Page:De Merejkowsky - Le Roman de Léonard de Vinci, 1907.djvu/65

Cette page n’a pas encore été corrigée

De nouveau s’accumulèrent les chiffres, les ratures, les divisions, les racines cubiques et carrées.

La seconde nuit d’insomnie s’achevait inaperçue.

Revenu de Florence à Milan, Léonard depuis un mois n’était même pas sorti, occupé de sa machine volante.

Des branches d’acacia blanc se faufilaient par la croisée ouverte, égrenant par instants sur la table leurs fleurs délicates et odorantes. Le clair de lune, adouci par des brouillards roux à reflets de nacre, tombait dans la chambre, se mêlant à la lumière rouge de la chandelle.
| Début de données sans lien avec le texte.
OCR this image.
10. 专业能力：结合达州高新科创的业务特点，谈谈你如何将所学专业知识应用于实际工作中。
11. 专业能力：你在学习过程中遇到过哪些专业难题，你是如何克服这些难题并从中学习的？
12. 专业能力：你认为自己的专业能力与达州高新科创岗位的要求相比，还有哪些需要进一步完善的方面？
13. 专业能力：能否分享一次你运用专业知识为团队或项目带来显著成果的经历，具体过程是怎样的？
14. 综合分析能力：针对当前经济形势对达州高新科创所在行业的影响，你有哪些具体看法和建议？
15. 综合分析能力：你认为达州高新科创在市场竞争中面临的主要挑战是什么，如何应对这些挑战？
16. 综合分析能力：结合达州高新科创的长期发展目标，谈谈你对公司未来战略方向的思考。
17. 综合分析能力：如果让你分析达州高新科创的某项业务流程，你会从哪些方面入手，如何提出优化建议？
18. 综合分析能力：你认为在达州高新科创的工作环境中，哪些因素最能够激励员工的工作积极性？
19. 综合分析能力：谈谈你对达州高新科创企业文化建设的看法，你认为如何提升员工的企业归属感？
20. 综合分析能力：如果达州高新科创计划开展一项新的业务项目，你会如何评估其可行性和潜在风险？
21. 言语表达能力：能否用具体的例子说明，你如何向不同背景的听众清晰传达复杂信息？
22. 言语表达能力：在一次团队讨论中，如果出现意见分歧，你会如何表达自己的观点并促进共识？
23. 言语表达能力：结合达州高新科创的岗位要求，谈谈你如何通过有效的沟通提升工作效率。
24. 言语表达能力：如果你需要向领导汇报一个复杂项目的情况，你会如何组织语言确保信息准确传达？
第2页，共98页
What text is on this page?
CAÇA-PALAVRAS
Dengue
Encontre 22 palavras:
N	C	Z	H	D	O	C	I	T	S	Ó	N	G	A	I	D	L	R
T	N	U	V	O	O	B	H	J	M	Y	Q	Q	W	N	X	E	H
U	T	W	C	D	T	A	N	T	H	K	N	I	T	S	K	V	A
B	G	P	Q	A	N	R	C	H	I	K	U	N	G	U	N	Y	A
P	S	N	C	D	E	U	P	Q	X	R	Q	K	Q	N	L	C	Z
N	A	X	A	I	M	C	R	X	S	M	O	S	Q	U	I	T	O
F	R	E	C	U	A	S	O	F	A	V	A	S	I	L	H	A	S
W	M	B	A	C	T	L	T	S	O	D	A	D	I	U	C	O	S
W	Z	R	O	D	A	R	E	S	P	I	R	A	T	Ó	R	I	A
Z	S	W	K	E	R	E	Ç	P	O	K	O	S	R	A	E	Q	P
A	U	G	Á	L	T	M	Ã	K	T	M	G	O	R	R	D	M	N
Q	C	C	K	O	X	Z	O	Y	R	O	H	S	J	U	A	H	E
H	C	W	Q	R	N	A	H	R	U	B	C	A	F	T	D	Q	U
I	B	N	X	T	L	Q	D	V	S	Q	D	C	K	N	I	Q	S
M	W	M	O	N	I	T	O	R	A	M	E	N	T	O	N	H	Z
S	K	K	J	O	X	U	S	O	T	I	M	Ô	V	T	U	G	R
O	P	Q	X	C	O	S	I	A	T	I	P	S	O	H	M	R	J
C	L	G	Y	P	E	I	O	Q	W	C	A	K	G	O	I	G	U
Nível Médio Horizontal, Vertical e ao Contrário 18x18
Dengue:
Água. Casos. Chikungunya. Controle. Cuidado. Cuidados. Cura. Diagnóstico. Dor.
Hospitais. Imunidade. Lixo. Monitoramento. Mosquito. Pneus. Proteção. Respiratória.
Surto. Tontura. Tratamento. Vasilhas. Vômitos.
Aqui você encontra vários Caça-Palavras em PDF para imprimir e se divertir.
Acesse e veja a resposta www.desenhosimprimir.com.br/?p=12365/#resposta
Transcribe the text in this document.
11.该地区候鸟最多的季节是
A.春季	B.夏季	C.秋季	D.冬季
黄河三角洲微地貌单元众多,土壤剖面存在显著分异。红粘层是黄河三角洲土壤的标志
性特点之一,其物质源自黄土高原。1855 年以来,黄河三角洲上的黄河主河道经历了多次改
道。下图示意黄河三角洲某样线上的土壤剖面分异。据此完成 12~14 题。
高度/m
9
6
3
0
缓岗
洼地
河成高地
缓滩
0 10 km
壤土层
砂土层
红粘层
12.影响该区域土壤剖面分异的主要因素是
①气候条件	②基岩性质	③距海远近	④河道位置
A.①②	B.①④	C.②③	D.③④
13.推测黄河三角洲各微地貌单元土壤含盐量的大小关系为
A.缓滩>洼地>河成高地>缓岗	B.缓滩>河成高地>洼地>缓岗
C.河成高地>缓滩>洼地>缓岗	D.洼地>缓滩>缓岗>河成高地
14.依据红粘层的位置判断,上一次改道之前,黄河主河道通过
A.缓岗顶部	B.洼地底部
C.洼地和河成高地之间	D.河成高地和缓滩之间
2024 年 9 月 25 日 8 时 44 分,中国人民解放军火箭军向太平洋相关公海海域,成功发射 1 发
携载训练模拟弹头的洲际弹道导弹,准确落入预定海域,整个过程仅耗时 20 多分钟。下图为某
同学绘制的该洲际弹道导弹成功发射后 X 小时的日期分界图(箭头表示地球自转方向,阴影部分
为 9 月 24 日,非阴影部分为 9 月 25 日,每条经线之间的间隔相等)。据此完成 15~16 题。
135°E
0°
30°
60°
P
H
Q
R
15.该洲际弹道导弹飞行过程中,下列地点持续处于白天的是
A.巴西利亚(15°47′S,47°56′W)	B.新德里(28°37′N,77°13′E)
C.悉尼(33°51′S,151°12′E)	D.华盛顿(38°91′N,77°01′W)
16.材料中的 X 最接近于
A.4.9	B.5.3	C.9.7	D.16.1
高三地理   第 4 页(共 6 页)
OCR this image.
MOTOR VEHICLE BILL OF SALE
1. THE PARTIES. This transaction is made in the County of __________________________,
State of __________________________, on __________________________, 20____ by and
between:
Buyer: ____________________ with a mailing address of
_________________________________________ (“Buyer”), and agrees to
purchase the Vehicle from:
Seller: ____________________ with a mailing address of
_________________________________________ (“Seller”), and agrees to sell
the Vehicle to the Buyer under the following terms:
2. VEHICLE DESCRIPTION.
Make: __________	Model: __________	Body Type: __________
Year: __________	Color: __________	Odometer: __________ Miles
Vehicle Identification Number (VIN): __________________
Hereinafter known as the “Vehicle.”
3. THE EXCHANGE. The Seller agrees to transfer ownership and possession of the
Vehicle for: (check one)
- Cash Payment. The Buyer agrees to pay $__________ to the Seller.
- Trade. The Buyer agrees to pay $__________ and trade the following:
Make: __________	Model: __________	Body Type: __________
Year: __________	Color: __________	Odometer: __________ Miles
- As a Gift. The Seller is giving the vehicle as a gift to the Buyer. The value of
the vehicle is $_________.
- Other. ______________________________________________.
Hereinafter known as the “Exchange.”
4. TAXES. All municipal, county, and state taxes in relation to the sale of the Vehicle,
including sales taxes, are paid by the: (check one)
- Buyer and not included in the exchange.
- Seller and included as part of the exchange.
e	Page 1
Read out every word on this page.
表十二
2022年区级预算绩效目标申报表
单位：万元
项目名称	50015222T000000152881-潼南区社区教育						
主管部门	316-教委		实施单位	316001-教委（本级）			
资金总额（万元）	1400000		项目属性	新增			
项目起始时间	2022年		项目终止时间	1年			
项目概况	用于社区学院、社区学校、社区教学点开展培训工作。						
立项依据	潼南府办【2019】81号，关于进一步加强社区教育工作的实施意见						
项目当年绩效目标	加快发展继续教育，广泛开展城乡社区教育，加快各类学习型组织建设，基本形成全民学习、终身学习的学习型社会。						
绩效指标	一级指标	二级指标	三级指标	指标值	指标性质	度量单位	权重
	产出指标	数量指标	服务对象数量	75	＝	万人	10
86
La pièce était encombrée de machines, d’appareils d’astronomie, de physique, de chimie, d’anatomie. Des roues, des leviers, des ressorts, des hélices, des timons, des pistons et autres accessoires mécaniques – en cuivre, en acier, en verre –, pareils à des membres de monstres ou d’insectes géants, saillaient de l’ombre, s’enchevêtrant. Ici, une cloche de plongeur, le cristal irisé d’un appareil d’optique représentant un œil d’immense dimension, le squelette d’un cheval, un crocodile empaillé. Là, dans un bocal plein d’alcool, un fœtus grimaçant, pareil à une grosse larve, des patins en forme de barque pour marcher sur l’eau, et à côté, transfuge de l’atelier de peinture, une charmante tête en terre grise, tête de jeune vierge ou d’ange au sourire malicieux et triste.

Au fond, dans la gueule béante du four en fonte, des charbons rougissaient encore sous les cendres.